People up and down B.C.’s coast are being asked to share their opinions about a plan that could create stronger fisheries.
From now up until late October there will be a series of online webinars and in-person events about Marine Protected Areas, also known as MPAs, a tool that many studies show is among the most innovative tools used around the world to boost fish stocks and secure the health of the ocean.
The next public information session about MPAs is taking place on September 26 from 1pm to 330pm and you can register for it here. To find information about other events, along with a survey to share your views, visit this website.
The reason for these public consultation events is that B.C. is moving forward to protect more than 30,000 square kilometers of marine areas in a region stretching from northern Vancouver Island to the southern tip of Alaska.
Many studies show when you protect habitats for fish from things like oil and gas drilling and industrial shipping, it can make local fisheries healthier.
California for example has more than 120 Marine Protected Areas and this “has helped to boost stocks of rockfish and beds of endangered black abalone since they were introduced a decade ago,” according to the Coast Reporter. “In one group of islands under protection, the density of fish species was 50 per cent higher than outside of the network.”
Some fishermen in B.C. say they’ll believe it when they see it.
“The worst-case scenario is something that is preservationist, where there’s only certain kind of access,” fretted Owen Bird, executive director of the Sport Fishing Institute of BC.

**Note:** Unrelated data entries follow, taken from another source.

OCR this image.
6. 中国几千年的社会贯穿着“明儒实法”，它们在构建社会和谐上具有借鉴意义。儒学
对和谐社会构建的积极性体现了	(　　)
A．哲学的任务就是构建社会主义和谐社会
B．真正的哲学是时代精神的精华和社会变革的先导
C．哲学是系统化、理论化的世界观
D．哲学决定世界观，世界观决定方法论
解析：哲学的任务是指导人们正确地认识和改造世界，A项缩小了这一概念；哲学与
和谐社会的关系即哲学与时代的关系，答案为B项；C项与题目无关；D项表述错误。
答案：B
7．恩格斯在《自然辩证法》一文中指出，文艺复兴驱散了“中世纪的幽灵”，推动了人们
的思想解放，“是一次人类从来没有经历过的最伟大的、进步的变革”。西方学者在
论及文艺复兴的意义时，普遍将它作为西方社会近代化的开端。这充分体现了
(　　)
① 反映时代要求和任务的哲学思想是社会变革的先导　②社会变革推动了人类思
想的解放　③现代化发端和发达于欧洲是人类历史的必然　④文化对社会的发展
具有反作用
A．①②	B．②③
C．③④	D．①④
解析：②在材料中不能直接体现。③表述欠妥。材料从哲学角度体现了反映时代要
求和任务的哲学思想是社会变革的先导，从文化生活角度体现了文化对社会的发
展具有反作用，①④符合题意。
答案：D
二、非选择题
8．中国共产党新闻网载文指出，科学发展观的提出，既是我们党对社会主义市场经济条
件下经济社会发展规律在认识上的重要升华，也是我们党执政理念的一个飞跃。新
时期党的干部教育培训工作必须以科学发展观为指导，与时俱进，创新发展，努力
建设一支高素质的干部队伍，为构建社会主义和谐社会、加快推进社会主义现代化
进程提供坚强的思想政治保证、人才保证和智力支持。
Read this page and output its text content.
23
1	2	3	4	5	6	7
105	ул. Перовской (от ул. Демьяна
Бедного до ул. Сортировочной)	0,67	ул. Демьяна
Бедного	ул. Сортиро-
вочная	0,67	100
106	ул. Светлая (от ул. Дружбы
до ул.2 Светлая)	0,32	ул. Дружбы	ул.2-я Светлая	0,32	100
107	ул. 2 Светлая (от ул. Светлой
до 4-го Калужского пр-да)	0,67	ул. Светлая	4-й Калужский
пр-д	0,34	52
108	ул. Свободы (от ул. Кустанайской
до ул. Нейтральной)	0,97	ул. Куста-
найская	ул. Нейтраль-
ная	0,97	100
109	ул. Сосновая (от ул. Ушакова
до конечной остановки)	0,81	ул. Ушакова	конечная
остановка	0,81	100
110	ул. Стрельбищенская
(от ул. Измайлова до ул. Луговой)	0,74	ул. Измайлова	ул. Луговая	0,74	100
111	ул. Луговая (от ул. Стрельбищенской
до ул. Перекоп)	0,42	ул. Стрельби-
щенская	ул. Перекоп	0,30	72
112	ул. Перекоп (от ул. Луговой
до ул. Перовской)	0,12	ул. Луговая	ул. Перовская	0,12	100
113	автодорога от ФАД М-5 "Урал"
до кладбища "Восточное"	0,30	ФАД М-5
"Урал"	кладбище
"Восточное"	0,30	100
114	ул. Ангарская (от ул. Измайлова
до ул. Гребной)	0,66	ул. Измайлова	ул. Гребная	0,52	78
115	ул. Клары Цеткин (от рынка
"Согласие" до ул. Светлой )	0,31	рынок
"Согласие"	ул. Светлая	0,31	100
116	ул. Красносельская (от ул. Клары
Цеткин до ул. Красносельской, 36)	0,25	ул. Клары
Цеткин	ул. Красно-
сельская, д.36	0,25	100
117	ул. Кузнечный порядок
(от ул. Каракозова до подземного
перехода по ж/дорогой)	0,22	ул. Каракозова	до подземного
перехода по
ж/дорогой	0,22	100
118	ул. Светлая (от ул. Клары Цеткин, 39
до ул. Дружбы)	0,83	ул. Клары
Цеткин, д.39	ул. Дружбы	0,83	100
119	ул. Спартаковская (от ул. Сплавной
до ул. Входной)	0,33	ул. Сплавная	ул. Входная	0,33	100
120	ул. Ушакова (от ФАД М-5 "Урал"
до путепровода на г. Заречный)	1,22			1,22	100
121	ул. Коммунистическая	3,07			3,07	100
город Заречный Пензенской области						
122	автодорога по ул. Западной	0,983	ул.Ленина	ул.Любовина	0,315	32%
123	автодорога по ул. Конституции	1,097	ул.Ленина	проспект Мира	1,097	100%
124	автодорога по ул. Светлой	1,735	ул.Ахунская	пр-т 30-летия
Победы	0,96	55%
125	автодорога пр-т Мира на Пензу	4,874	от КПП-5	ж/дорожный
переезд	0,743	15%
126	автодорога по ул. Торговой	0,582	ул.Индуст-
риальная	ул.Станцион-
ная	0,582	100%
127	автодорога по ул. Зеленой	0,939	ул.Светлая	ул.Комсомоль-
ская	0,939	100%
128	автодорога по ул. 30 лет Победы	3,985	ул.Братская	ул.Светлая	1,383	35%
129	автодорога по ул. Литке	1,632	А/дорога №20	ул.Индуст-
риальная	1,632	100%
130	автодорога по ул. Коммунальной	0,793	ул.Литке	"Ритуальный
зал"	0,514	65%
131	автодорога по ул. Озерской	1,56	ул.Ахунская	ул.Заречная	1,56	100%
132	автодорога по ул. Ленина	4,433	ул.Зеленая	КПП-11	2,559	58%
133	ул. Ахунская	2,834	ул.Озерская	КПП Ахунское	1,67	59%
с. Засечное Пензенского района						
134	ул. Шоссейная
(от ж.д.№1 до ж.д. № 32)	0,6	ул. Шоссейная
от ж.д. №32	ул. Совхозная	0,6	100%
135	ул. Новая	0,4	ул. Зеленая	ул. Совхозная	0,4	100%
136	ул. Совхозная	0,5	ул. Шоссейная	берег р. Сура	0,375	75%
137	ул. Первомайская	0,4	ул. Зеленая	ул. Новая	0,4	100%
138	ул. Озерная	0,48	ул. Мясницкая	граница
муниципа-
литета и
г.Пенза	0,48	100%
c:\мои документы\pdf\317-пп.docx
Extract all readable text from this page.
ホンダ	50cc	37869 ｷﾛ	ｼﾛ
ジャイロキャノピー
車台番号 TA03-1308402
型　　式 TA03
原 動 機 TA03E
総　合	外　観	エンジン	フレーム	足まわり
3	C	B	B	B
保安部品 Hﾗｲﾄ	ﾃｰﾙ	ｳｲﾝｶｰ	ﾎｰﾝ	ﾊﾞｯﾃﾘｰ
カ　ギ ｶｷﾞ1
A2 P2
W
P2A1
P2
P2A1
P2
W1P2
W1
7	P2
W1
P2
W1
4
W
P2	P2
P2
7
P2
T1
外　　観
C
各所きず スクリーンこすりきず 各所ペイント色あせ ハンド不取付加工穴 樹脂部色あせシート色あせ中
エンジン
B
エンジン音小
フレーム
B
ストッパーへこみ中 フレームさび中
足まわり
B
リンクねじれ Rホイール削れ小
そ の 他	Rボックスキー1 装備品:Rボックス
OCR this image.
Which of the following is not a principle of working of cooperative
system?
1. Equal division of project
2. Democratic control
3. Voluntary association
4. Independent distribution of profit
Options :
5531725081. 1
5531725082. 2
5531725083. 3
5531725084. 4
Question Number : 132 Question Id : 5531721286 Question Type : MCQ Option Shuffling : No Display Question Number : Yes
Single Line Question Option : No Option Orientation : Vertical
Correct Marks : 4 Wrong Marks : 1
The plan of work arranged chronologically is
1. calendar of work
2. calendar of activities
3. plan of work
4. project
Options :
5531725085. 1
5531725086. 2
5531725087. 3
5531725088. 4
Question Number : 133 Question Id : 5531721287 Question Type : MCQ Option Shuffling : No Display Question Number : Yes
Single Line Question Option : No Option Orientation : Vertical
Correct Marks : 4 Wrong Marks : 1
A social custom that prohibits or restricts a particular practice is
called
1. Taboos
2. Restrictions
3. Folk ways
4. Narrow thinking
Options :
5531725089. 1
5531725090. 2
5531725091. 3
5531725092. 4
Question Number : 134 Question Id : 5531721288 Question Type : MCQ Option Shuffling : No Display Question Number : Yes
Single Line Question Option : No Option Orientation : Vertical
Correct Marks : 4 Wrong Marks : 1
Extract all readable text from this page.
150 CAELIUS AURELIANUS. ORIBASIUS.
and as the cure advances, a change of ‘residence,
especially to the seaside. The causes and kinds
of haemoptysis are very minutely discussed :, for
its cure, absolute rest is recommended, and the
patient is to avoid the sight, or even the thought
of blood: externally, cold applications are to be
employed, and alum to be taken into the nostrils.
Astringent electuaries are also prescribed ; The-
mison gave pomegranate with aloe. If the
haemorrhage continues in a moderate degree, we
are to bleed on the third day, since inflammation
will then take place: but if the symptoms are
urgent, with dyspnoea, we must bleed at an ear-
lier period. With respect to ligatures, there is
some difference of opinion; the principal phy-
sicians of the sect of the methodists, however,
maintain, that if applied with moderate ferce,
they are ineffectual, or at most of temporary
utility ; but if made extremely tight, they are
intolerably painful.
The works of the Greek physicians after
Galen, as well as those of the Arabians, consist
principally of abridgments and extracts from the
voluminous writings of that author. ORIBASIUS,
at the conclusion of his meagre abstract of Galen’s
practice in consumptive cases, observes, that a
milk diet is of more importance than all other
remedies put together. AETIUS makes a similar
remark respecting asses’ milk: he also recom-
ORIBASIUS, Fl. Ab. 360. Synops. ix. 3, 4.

But in California “the trends are encouraging,” according to a story in Sports Fishing Magazine published after scientists completed their first major study on the state’s MPAs.
A recent study from Southern California found that setting aside 35% of habitat as a marine protected area was accompanied by a 225% increase in total catch.”
This led researchers to conclude that marine protected areas “benefited the fishery.”
Another recent study of MPAs found that “there was little to no negative impact” on commercially important fisheries.
A full report about MPAs along the B.C. coast incorporating local voices and opinions will be published sometime in spring 2023.